本発明は、フィルムの製造の際に用いた有機溶媒の残存量が少ないプロトン伝導性フィルムの製造方法に関する。
プロトン伝導性フィルムを作製する方法としては、例えば重合体を有機溶媒に溶解し基体上に流延して成膜し、次いで得られたフィルムを乾燥する溶液流延法がある。溶液流延法によりフィルムを成形するに際し、プロトン伝導性重合体のような極性の高いイオン交換基を有する重合体は、溶解させる有機溶媒として極性の高い非プロトン系双極子溶媒が用いられる。この極性溶媒は高沸点のために、成膜後、フィルムを乾燥する際に完全に除去できず、得られたプロトン伝導性フィルム中に残存して熱的性質が損なわれたりするという問題があった。また、極性溶媒がプロトン伝導性フィルム中に高濃度に存在すると、燃料電池の電解質として使用したときに安定な発電開始までに時間がかかりすぎたり、発電過程での熱変化で溶媒が除去され、結果として、収縮応力がかかるため、フィルム中に残留ひずみが生じ、刺激条件によってはフィルムにクラックが入りセルが変形したりするなどの問題が起きることがある。

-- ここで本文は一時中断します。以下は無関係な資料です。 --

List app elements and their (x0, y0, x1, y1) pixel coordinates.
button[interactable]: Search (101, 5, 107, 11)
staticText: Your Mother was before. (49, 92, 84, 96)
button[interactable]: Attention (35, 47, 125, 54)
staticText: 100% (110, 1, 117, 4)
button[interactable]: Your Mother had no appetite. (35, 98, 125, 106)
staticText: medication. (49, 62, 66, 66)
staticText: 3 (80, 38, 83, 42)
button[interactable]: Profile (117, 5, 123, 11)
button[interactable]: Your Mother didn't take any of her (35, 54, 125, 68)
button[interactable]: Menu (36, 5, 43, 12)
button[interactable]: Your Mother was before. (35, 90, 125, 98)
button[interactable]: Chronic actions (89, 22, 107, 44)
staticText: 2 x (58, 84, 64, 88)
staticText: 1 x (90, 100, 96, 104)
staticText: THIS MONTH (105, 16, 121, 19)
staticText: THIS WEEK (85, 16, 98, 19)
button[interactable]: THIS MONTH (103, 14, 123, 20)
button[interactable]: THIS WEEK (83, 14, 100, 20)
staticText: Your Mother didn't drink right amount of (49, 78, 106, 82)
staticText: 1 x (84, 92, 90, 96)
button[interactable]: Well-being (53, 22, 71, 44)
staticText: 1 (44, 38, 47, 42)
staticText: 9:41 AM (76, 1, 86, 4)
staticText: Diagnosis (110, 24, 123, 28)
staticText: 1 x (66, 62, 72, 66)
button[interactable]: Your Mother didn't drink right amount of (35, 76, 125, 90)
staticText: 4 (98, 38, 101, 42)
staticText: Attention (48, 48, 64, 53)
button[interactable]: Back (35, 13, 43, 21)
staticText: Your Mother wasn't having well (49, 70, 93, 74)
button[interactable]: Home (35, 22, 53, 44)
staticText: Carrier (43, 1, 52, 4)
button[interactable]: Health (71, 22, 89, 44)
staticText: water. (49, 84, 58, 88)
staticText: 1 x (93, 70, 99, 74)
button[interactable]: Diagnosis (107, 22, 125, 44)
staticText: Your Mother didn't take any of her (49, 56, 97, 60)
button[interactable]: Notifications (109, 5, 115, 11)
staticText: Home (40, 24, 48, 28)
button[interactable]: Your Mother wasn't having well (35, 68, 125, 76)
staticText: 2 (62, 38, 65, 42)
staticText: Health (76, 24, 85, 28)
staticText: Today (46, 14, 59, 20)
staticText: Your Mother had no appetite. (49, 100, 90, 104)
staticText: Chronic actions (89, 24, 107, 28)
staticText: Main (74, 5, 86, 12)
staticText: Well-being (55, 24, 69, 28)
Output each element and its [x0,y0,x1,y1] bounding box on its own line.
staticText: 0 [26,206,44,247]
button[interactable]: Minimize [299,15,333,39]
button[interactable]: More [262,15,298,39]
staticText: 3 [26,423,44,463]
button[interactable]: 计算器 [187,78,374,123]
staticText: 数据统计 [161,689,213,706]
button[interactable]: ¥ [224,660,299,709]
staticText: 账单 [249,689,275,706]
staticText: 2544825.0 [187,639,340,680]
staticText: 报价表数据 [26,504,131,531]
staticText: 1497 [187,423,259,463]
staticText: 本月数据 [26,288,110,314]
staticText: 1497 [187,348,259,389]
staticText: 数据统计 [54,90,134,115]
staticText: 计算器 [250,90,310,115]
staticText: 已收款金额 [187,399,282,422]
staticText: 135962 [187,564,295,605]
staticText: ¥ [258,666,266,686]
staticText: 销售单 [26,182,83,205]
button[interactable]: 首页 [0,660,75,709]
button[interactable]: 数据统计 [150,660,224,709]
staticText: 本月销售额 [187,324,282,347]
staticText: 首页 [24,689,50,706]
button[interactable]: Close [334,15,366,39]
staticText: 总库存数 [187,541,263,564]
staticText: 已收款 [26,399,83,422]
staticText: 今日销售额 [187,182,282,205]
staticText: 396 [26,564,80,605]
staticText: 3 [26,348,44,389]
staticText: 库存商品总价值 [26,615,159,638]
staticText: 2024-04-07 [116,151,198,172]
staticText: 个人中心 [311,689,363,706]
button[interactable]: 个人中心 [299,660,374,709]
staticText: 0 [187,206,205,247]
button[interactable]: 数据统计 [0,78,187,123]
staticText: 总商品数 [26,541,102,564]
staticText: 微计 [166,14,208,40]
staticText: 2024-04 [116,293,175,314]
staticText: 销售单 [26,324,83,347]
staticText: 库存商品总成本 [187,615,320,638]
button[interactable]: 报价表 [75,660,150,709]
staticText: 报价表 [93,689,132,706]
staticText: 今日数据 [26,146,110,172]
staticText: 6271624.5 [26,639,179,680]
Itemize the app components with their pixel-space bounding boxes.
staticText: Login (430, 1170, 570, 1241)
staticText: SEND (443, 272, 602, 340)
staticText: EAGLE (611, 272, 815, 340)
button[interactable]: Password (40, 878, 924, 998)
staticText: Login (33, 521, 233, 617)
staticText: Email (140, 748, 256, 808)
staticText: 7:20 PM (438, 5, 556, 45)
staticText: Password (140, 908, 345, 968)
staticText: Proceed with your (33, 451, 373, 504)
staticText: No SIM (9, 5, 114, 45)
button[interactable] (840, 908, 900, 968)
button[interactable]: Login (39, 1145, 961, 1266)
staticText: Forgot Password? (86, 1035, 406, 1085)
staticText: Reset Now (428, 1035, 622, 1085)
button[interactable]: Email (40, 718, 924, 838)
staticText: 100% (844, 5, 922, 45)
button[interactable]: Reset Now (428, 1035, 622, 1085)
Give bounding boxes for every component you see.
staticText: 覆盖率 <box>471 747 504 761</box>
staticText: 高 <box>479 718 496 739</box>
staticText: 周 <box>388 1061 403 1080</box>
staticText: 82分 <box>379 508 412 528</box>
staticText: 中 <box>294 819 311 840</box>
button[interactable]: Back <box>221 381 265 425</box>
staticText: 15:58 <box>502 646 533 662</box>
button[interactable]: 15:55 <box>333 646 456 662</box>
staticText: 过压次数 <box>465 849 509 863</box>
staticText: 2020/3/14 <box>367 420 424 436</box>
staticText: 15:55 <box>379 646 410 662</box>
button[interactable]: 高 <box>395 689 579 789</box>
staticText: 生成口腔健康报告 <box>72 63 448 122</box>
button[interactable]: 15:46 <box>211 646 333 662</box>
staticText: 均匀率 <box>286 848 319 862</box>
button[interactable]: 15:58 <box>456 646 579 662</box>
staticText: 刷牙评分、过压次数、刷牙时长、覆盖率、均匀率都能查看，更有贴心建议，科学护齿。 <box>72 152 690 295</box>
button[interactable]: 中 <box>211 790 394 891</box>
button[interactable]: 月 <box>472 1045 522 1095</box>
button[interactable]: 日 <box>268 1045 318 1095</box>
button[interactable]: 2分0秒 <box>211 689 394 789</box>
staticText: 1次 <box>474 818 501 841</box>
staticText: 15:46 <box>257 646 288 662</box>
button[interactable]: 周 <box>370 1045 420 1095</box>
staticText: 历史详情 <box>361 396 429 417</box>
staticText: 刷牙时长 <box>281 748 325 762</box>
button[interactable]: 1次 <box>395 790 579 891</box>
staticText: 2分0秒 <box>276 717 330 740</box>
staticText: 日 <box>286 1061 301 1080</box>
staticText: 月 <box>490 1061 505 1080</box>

このため、プロトン伝導性フィルムを製造したのち、有機溶媒を除去することが望まれていた。
有機溶媒の除去には水に浸漬させることが有効であるが、浸漬時間を長くする必要があった。浸漬時間を長くすればそれだけ、設備コストが高くなるとともに、フィルム表面に皺や傷が形成されやすいという問題点があった。
本発明は、上記のような従来技術における問題点を解決しようとするものであって、プロトン伝導性フィルムの製造に際し用いた有機溶媒を水にて抽出する際に、抽出時間を短縮することが可能なフィルムの製造方法を提供しようとするものである。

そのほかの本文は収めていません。